Role of the Anterior Cruciate Ligament, Anterolateral Complex, and Lateral Meniscus Posterior Root in Anterolateral Rotatory Knee Instability: A Biomechanical Study
- PMID: 36917838
- PMCID: PMC10068405
- DOI: 10.1177/03635465231161071
Role of the Anterior Cruciate Ligament, Anterolateral Complex, and Lateral Meniscus Posterior Root in Anterolateral Rotatory Knee Instability: A Biomechanical Study
Abstract
Background: Injuries to the anterior cruciate ligament (ACL), Kaplan fibers (KFs), anterolateral capsule/ligament (C/ALL), and lateral meniscus posterior root (LMPR) have been separately linked to anterolateral instability.
Purpose: To investigate the contributions of the ACL, KFs, C/ALL, and LMPR to knee stability and to measure instabilities resulting from their injury.
Study design: Controlled laboratory study.
Methods: Ten fresh-frozen human knees were tested robotically to determine restraints of knee laxity at 0° to 90° of flexion. An 88-N anterior-posterior force (anterior and posterior tibial translation), 5-N·m internal-external rotation, and 8-N·m valgus-varus torque were imposed and intact kinematics recorded. The kinematics were replayed after sequentially cutting the structures (order varied) to calculate their contributions to stability. Another 10 knees were tested in a kinematics rig with optical tracking to measure instabilities after sequentially cutting the structures across 0° to 100° of flexion. One- and 2-way repeated-measures analyses of variance with Bonferroni correction were used to find significance (P < .05) for the robotic and kinematics tests.
Results: The ACL was the primary restraint for anterior tibial translation; other structures were insignificant (<10% contribution). The KFs and C/ALL resisted internal rotation, reaching 44% ± 23% (mean ± SD; P < .01) and 14% ± 13% (P < .05) at 90°. The LMPR resisted valgus but not internal rotation. Anterior tibial translation increased after ACL transection (P < .001) and after cutting the lateral structures from 70° to 100° (P < .05). Pivot-shift loading increased anterolateral rotational instability after ACL transection from 0° to 40° (P < .05) and further after cutting the lateral structures from 0° to 100° (P < .01).

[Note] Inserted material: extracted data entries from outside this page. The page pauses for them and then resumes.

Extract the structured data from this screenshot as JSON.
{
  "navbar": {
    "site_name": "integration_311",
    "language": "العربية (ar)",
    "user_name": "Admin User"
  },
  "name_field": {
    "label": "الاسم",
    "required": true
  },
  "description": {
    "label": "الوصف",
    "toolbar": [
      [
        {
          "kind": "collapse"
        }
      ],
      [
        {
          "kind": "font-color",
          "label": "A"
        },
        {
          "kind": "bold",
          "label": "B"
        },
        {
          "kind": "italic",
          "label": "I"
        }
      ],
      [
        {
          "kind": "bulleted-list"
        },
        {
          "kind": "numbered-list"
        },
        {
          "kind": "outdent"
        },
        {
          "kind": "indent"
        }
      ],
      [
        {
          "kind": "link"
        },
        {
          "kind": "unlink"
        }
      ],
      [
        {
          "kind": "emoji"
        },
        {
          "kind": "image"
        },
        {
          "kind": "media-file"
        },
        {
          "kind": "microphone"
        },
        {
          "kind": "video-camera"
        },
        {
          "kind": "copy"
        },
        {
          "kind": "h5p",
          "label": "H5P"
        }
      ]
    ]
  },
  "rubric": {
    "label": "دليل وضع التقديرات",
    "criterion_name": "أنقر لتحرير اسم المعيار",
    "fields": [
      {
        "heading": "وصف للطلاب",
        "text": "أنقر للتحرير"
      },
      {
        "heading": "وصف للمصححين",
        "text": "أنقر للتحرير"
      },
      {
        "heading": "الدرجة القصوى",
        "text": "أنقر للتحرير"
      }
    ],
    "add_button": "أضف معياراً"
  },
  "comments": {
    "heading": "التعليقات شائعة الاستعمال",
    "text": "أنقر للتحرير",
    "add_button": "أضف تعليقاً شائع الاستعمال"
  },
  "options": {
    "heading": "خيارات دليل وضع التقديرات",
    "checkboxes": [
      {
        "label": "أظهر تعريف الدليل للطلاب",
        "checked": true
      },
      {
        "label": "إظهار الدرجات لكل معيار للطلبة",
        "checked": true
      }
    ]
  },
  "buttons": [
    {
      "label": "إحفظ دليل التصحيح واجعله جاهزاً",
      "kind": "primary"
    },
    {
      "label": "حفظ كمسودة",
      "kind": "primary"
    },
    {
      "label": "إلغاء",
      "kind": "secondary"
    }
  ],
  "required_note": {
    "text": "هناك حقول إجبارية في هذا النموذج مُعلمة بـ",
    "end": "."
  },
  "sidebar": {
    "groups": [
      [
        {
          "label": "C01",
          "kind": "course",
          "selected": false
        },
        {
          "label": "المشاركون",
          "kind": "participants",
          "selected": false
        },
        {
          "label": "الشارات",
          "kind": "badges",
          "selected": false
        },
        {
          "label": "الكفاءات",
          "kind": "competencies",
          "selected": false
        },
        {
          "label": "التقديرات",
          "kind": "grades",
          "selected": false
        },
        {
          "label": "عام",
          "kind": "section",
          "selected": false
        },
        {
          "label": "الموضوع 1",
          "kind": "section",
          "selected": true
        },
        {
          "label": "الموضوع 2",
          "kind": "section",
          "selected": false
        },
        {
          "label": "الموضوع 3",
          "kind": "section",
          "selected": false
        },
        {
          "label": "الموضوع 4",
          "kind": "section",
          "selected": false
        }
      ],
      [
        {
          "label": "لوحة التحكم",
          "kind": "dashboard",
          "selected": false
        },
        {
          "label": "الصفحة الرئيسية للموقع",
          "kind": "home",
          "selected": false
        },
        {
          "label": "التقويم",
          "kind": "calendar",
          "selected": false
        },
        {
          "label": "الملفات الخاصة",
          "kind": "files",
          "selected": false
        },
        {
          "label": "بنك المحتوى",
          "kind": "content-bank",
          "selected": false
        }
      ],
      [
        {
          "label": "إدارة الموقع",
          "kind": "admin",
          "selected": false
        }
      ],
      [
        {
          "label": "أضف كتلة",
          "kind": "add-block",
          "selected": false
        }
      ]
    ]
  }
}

Conclusion: The anterolateral complex acts as a functional unit to provide rotatory stability. The ACL is the primary stabilizer for anterior tibial translation. The KFs are the most important internal rotation restraint >30° of flexion. Combined KFs + C/ALL injury substantially increased anterolateral rotational instability while isolated injury of either did not. LMPR deficiency did not cause significant instability with the ACL intact.
Clinical relevance: This study is a comprehensive biomechanical sectioning investigation of the knee stability contributions of the ACL, anterolateral complex, and LMPR and the instability after their transection. The ACL is significant in controlling internal rotation only in extension. In flexion, the KFs are dominant, synergistic with the C/ALL. LMPR tear has an insignificant effect with the ACL intact.
Keywords: Kaplan fibers; anterior cruciate ligament; anterolateral ligament; instability; kinematics; lateral meniscus root.
Conflict of interest statement
One or more of the authors has declared the following potential conflict of interest or source of funding: This study was funded by a research grant from the German Society for Arthroscopy and Joint Surgery. It was also supported by a grant from Smith & Nephew Endoscopy Co, paid to a research account of Imperial College London. L.W. received funding from the German Research Foundation during his work at Imperial College London. Human samples used in this research project were obtained from the Imperial College Healthcare Tissue Bank (ICHTB). The ICHTB is supported by the National Institute for Health Research’s Biomedical Research Centre, based at Imperial College Healthcare NHS Trust and Imperial College London. The ICHTB is approved by Wales REC3 to release human material for research (17/WA/0161). AOSSM checks author disclosures against the Open Payments Database (OPD). AOSSM has not conducted an independent investigation on the OPD and disclaims any liability or responsibility relating thereto.